The publication “Putting the IAM Function at the Heart of Corporate Strategy” by Mark Blaxill and Ralph Eckardt addresses the critical issue of integrating Intellectual Property (IP) management into the core of corporate strategy. The authors argue that despite the strategic importance of IP to a company’s competitiveness and financial performance, there is a significant disconnect between IP professionals and senior executives, often leading to a lack of appreciation for IP’s value at the executive level.

Problem Statement

The primary problem identified by Blaxill and Eckardt is the “creamed spinach face” phenomenon, where senior executives react negatively or indifferently to discussions about IP, particularly patents. This reaction symbolizes a broader disconnect between the IP community and the C-suite, where IP is often seen as a legal or technical issue rather than a strategic asset. This disconnect results in IP being undervalued and underutilized in corporate strategy, leading to missed opportunities for competitive advantage and financial growth.

Key Areas of Disconnect

The authors identify four key areas of disconnect that need to be addressed to bridge the gap between IP professionals and senior executives:

1 . Adopting a New Strategic Lens: In the knowledge economy, IP has become the principal source of competitive advantage. IP professionals need to understand this shift and communicate it effectively to those involved in setting corporate strategy.

2 . Understanding the Invisibility of IP: IP assets often do not appear on financial statements, making them invisible to many executives. Understanding why C-suite executives misunderstand IP is crucial for proposing fixes that will help intellectual assets gain appropriate recognition.

3 . Overcoming the Communication Gap: IP executives must learn to translate legal and technical terms into corporate finance language that management understands. Demonstrating the link between IP and profits in financial terms is essential.

4 . Breaking Out of IP’s Organizational Silo: Effective IP management requires integration into the broader business. Keeping IP in a silo limits its impact. IP executives must push for deeper integration of IP management into the business.

Argumentation and Recommendations

To solve these problems, Blaxill and Eckardt recommend several strategies:

1. Adopting a New Strategic Lens

The authors argue that IP should be viewed as the primary driver of value creation in the modern economy. They trace the evolution of business strategy through three stages:

  • Cheap Company: Focused on low-cost production and mass-market dominance.
  • Fast Company: Emphasized process economics, re-engineering, and best practices.
  • Smart Company: Relies on the ownership of unique methods or features through IP to create a sustainable competitive advantage.
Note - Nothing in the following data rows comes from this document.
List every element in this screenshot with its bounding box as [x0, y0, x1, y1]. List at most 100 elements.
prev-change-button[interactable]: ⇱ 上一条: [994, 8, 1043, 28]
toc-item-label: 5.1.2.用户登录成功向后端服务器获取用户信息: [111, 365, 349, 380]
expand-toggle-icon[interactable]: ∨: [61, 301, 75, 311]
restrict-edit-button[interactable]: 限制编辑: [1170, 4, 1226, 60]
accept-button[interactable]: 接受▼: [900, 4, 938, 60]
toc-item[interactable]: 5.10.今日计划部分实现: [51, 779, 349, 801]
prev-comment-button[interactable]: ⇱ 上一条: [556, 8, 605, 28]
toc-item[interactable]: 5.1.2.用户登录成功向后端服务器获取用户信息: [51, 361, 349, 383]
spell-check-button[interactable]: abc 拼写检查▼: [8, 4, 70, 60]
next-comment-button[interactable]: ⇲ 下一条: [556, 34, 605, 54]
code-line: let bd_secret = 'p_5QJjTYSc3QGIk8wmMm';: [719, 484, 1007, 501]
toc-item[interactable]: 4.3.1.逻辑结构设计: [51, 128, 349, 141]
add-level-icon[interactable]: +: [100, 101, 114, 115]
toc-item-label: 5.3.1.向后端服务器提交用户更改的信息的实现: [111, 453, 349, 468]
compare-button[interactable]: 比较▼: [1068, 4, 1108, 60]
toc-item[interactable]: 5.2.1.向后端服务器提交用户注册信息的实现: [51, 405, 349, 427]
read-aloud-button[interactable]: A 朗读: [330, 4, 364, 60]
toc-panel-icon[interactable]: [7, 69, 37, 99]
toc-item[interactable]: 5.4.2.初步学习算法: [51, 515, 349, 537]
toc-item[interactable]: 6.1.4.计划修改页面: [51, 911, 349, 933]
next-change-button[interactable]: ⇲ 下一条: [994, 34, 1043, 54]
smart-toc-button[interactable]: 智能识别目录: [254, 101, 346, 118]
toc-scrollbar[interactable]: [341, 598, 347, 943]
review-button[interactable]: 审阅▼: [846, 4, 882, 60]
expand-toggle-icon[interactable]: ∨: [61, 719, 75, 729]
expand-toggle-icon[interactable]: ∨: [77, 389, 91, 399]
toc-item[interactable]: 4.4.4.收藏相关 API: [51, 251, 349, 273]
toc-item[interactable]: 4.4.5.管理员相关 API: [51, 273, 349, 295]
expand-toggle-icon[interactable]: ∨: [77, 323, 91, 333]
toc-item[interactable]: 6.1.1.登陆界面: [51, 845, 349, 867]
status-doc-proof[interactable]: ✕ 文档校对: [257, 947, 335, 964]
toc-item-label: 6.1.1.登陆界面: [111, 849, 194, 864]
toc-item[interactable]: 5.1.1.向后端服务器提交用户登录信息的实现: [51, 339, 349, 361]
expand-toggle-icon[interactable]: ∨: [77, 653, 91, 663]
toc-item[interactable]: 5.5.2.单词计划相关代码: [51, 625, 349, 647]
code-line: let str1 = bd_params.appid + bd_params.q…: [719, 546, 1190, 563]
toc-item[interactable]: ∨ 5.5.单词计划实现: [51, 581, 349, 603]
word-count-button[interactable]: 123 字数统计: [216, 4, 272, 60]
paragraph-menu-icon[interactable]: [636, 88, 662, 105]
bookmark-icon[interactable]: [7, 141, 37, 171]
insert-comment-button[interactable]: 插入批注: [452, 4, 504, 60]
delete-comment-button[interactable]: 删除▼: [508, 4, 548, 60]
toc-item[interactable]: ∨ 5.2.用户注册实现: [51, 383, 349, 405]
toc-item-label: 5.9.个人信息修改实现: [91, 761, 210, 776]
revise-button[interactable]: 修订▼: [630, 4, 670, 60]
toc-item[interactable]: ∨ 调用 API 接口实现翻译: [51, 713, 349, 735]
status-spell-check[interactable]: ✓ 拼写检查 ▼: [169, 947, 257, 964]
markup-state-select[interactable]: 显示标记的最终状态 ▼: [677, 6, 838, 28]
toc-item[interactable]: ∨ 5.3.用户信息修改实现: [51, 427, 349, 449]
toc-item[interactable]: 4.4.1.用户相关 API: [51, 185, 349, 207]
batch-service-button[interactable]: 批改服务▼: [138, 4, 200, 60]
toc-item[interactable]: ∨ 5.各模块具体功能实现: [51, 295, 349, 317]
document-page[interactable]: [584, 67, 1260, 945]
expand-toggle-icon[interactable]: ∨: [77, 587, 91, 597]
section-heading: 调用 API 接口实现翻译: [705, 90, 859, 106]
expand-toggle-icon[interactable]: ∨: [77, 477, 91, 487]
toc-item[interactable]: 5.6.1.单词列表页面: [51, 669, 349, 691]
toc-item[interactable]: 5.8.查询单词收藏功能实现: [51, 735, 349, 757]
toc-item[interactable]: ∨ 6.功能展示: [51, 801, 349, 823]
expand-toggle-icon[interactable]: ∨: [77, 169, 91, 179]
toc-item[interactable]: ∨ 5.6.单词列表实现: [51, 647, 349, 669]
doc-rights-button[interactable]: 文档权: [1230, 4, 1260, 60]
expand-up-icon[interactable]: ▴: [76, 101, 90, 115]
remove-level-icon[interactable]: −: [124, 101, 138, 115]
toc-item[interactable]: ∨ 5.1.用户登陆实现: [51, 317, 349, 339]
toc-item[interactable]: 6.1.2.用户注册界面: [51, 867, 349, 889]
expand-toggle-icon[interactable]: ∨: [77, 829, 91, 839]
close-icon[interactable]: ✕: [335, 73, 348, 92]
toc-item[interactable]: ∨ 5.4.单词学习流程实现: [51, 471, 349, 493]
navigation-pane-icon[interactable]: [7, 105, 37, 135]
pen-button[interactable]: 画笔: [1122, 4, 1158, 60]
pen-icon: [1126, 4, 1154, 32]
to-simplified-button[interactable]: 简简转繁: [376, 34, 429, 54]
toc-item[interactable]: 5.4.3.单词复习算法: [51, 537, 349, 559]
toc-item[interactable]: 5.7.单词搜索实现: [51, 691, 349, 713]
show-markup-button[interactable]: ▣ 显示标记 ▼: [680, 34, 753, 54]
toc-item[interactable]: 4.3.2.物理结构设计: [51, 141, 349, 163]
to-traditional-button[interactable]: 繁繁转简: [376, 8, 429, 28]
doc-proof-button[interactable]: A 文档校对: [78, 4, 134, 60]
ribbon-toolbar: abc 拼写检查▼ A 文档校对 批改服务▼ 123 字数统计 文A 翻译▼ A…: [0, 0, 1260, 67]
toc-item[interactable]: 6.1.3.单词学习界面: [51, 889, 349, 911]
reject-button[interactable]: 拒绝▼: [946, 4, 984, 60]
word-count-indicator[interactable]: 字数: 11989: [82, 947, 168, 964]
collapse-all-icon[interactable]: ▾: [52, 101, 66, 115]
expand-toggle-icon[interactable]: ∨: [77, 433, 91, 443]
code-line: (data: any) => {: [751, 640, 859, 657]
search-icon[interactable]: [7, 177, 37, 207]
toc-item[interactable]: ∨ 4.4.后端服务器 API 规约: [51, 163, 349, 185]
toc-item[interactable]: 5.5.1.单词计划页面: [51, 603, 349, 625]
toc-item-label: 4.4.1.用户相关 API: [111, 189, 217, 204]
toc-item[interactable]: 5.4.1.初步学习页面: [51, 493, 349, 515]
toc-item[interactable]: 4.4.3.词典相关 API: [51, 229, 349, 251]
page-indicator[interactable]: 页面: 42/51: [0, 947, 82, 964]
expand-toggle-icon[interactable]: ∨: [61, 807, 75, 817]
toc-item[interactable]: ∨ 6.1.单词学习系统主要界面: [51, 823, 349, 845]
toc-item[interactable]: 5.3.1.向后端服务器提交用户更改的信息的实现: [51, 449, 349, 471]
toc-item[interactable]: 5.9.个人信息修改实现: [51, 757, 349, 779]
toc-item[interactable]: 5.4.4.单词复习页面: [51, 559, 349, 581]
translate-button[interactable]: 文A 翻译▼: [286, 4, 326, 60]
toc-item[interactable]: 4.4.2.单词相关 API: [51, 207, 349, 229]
They emphasize that successful executives in the current era will be those who appreciate IP as the primary driver of value creation and manage it effectively.

2. Understanding the Invisibility of IP

Blaxill and Eckardt highlight that IP assets do not show up on financial statements, creating an “invisibility cloak” that shields these assets from view. They argue that IP expenditures often look like expenses rather than investments, leading to IP departments being seen as cost centers. To address this, they recommend:

  • Establishing a real market price for IP through licensing.
  • Demonstrating how IP contributes to financial success in terms that management understands, such as market power, cost advantages, and revenue generation.

3. Overcoming the Communication Gap

The authors stress the importance of translating IP concepts into business language. They provide a lexicon for IP professionals to use when communicating with senior executives:

  • Patent/Trademark Prosecution and Filing Fees = Asset Investment
  • Injunction/Exclusion = Market Power
  • Balancing Payment = Sustainable Cost Advantage
  • Licensing Expense = Cost of Goods Sold
  • Infringement = Negotiating Leverage or Partnership Opportunity

By using this lexicon, IP professionals can better communicate the strategic value of IP to the C-suite.

4. Breaking Out of IP’s Organizational Silo

Blaxill and Eckardt recommend integrating IP management into the broader business structure. They suggest:

  • Ensuring the head of IP reports to the CEO rather than the general counsel.
  • Embedding IP professionals within business units to improve understanding and collaboration.
  • Demonstrating the financial relevance of IP through actions and results, rather than pushing for organizational changes.

Conclusion

The authors conclude that the struggle to put IP at the center of corporate strategy is ultimately about financial relevance. They call on IP executives to engage colleagues at all levels, from the C-suite to R&D, marketing, and product groups, to demonstrate how IP contributes to market share, revenues, profitability, and stock price. They emphasize that innovation without protection is philanthropy and that IP provides both the incentive to invest and the means to capture returns on those investments. By addressing the four key areas of disconnect and implementing the recommended strategies, IP professionals can bridge the gap with senior executives and ensure that IP is recognized and utilized as a strategic asset, driving sustainable competitive advantage and financial success for their companies.